Dennis is busy at the table—exactly where I left him the night before. “Water’s hotting up; I heard your voice,” he says. Christine is sitting on the scullery floor nestling a dingy stuffed cat into a bed she’s made of linen napkins (I resolve not to be hurt that my rice paddy doll is nowhere in sight). Her mother climbs onto a stool, searching high shelves. “Brilliant, Fenno.” She turns and holds out two cobwebbed vases. “May I hand them down?”
Once again relieved to be useful, even to Véronique, I offer to wash them. She pulls Christine onto a hip and heads outside. Too late, I try to stop Dennis from making my tea.
“You know, I do all these things ten times faster than anyone else, so why not?” After he hands me my cup, he looks at the seven vases next to the sink. “I don’t recognize a single one of those, do you?”
“I suppose Mum never did arrange flowers.”
“She wasn’t keen on domestic things, was she?”
“And yet she produced you.” To my digestive dismay, Dennis is now skinning and boning a small mountain of chickens.
As I turn over a vase to rinse it under the tap, two objects fall into the sink: a house key, the large old-fashioned kind, and two military medals.
Behind me, Dennis sighs. “Isn’t it strange to think that just a week ago—less—Dad was living his life on that island, making his meals, reading his books, enjoying the sun?”
“Well, as Mal loved to say, we’re all alive the day before we die.” I rub one of the medals between a thumb and forefinger, trying to remove the oxidation that’s darkened its face. The striped ribbon is crumpled and dirty.
“Yes, but how alive is another question. I imagine Dad was extremely alive, as alive as could be, to the end. Do you think that’s good or bad?”
“Do you mean, would I rather go slowly, and have the leisure to contemplate my demise while in excruciating pain, or get whacked by a lorry while I’m fretting over my tax return?”
“I just keep not believing he’s dead, because, well, it wasn’t time yet, was it? Wouldn’t you say it was premature?”
Under any circumstances, I’d find it hard to answer this rather obtuse question without sarcasm, but now I have an excuse not to answer at all. I turn around and hold out the medal. “Recognize this?”

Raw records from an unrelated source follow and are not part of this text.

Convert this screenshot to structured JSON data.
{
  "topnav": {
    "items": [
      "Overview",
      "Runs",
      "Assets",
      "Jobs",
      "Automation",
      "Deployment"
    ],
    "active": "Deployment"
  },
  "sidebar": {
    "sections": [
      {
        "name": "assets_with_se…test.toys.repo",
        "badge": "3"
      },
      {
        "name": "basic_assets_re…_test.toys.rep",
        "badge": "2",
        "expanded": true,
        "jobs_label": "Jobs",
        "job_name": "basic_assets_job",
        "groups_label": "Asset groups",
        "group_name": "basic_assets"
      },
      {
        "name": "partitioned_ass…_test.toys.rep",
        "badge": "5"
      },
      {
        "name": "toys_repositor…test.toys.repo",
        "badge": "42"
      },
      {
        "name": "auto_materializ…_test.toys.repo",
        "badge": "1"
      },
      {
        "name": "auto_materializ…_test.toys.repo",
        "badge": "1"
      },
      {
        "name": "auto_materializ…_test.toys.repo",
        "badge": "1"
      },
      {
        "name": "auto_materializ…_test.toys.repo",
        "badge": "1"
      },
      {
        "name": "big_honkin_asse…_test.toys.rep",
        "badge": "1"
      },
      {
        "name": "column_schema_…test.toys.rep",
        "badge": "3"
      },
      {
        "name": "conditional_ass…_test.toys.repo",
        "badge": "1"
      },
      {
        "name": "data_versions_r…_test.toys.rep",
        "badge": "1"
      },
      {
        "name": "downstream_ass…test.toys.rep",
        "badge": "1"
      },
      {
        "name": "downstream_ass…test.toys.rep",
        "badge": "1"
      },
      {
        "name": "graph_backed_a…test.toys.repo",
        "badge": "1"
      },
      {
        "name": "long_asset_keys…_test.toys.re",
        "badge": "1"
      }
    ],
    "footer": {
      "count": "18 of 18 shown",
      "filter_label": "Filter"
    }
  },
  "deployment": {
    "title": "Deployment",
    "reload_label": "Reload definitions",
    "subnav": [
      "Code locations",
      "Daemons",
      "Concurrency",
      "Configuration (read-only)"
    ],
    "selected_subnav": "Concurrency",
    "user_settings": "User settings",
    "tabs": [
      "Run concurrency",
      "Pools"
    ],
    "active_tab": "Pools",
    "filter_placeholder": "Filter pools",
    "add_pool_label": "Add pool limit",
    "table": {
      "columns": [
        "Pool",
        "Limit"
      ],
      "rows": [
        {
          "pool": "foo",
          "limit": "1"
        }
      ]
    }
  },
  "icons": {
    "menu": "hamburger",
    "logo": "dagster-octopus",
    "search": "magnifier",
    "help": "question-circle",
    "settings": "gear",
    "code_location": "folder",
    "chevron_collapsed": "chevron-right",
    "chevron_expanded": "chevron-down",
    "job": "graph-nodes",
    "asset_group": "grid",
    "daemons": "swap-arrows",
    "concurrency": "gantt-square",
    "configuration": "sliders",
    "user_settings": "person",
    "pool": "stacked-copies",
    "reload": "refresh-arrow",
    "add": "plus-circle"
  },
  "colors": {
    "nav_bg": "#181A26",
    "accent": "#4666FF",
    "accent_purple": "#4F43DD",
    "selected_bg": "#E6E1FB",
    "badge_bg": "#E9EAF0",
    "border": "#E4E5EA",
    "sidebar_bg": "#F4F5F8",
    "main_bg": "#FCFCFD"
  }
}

He leans close to examine it but does not take it. His hands are wet with poultry juices. “Must be Dad’s, from the war.”
“In an old v
ase on a shelf in the scullery?” I show him the key as well, though keys in odd places, hiding places, are not so unusual. But this key is not a key to our house.
“Well, you know, maybe we were having one of our treasure hunts, Davey and me, or playing a trick on Mum,” he says. “There was a period when we used to ‘borrow’ things from her handbag or her chest of drawers and hide them. See how long it would take her to notice them missing.”
I am about to pocket my finds as David walks in from out back. “Going a little daft already, Fen?” He’s struggling not to lose his temper. Only then do I remember the tables and chairs.
“Oh! Show the medals to Davey,” says Dennis. “That was a fancy of his way back when.”
David’s scowl lifts as I hold out the medals. He takes them and lays them in the palm of a hand. “I say, this is a Distinguished Service Order.”
“Dad’s?” I say.
“Oh Dad wasn’t that brave.” He laughs fondly. “Brave he was, I’m sure, but a D.S.O.—we’d know about that. Mum would’ve made him wear it to go to the loo.” He holds up the other medal, rubs its soiled bit of ribbon. “Nor, might I add, was he in Africa. Where did you find these?”
“In a vase, of all places,” I say. “Africa?”
As David hands the medals back to me, he says, “The Africa Star, that one, for service in North Africa during the last war,” but it’s clear he’s lost interest. “Must’ve been left by the occupants before us. Curious.” Then he holds the back door open. “The day, like life, is passing us by!” he announces to me with an accusatory smile.
THAT OCTOBER, an icy rain fell with vindictive force for nearly two weeks. Each morning I would head straight for the basement to check for flooding (we were watertight, as it turned out, thanks to work that Armand had done when he put in his ovens). Outside, leaves that had barely turned yellow were ripped from the trees and papered tight against windows. Inside, it was so humid that the glue binding the cheaper books softened and filled the store with a medicinal, rubbery smell.